Over his career he served on numerous educational, nonprofit, and corporate boards, including being elected to the School Board of Haverford Township and serving a term as its president. He served for nine years on the board of his alma mater, St. John’s University, and as a consultant on undergraduate science at liberal arts colleges across the nation. In retirement he continues to serve on educational boards and serves as chairman of the board for The Hartford Mutual Funds.

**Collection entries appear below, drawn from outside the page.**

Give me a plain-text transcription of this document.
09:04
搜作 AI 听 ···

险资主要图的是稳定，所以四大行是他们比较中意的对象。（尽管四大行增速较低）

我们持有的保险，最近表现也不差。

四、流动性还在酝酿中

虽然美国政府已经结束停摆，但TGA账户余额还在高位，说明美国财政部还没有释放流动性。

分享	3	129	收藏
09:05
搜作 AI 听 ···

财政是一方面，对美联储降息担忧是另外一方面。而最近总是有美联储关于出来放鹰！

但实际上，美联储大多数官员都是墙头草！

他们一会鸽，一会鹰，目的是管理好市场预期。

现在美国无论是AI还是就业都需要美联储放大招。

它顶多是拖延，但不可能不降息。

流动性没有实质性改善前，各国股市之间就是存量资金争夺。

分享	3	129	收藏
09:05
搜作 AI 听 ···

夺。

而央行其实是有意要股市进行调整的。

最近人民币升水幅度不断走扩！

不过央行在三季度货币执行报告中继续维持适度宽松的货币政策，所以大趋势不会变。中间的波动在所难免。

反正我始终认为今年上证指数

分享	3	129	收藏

Gavin received his BA in chemistry from Saint John’s University, Minnesota, in 1962 and his PhD in physical chemistry from Iowa State University in 1966. While a faculty member he published numerous papers in the field of physical chemistry and taught courses in chemistry, computer science, and philosophy of science.
As a senior in high school I knew two things: 1) mathematics and science fascinated me and 2) I loved playing football and wanted to do so in college. When I visited colleges and universities and talked to coaches and players, one place, St. John’s University, stood out. While the others tried to impress me with fancy weight rooms, special dining facilities and players who had “made it” in the NFL, the coach at St. John’s, John Gagliardi, asked me about my plans after I completed my undergraduate work. Was I thinking about getting a PhD in science or mathematics or an MD? The current football players talked a bit about the team, but mostly about their courses and majors. Here it was clear that you would be a student first and an athlete second. Athletics was important, but you would be there to get an education.
 
At registration in the fall of my freshman year, I met Dr. Mark Hughes, a young faculty member in the chemistry department. He told me that my science and mathematics course selections were appropriate for either science or pre-med, but then spent time urging me to apply for admission to a high powered European history course and a writing-intensive English literature course.  I took both of those courses. The professors broadened my horizons and have enriched my life ever since. As my advisor for four years, Mark Hughes continued to guide me not only in science and mathematics, but also in fields such as philosophy, psychology, sociology, and art. The four years at St. John’s were like being a kid in a candy store; there was so much to choose from and so many talented faculty willing and able to help you.
 

The current football players talked a bit about the team, but mostly about their courses and majors... Athletics was important, but you would be there to get an education.

 
Lest one get the impression that the football coach who attracted me to St. John’s University was not interested in excellence on the football field in addition to excellence in the classroom, I should say that John Gagliardi retired in 2012 as the winningest coach in college football history, coach of four small-college national championship teams, a member of the College Football Hall of Fame, and winner of every national award for which he was eligible. He was a great teacher of the sport and of values for life.
 
My career as a faculty member also derives from my experience at St. John’s. In my senior year, Dr. Jack Lange approached me about being a teaching assistant in his mathematics courses. The mentoring Dr. Lange provided about preparing and executing university-level classes was the model that I followed during my teaching career.
 
The faculty members that inspired me as an undergraduate are now retired, but I know first-hand as a member of St. John University’s board that there are men and women on the faculty today have the same devotion to their students as those of some fifty years ago had. 
 
The liberal arts education provided by St. John’s gave me the skills that I need at every stage of my career. In addition, it enriched my family life, my social life, and my involvement as a citizen in my communities. My wife and I share reading interests in history and spend hours together in art museums. We are constantly sending and receiving books in numerous fields with our five children and now are starting to do so with our grandchildren. A liberal arts education continually renews and enlivens all stages of your life.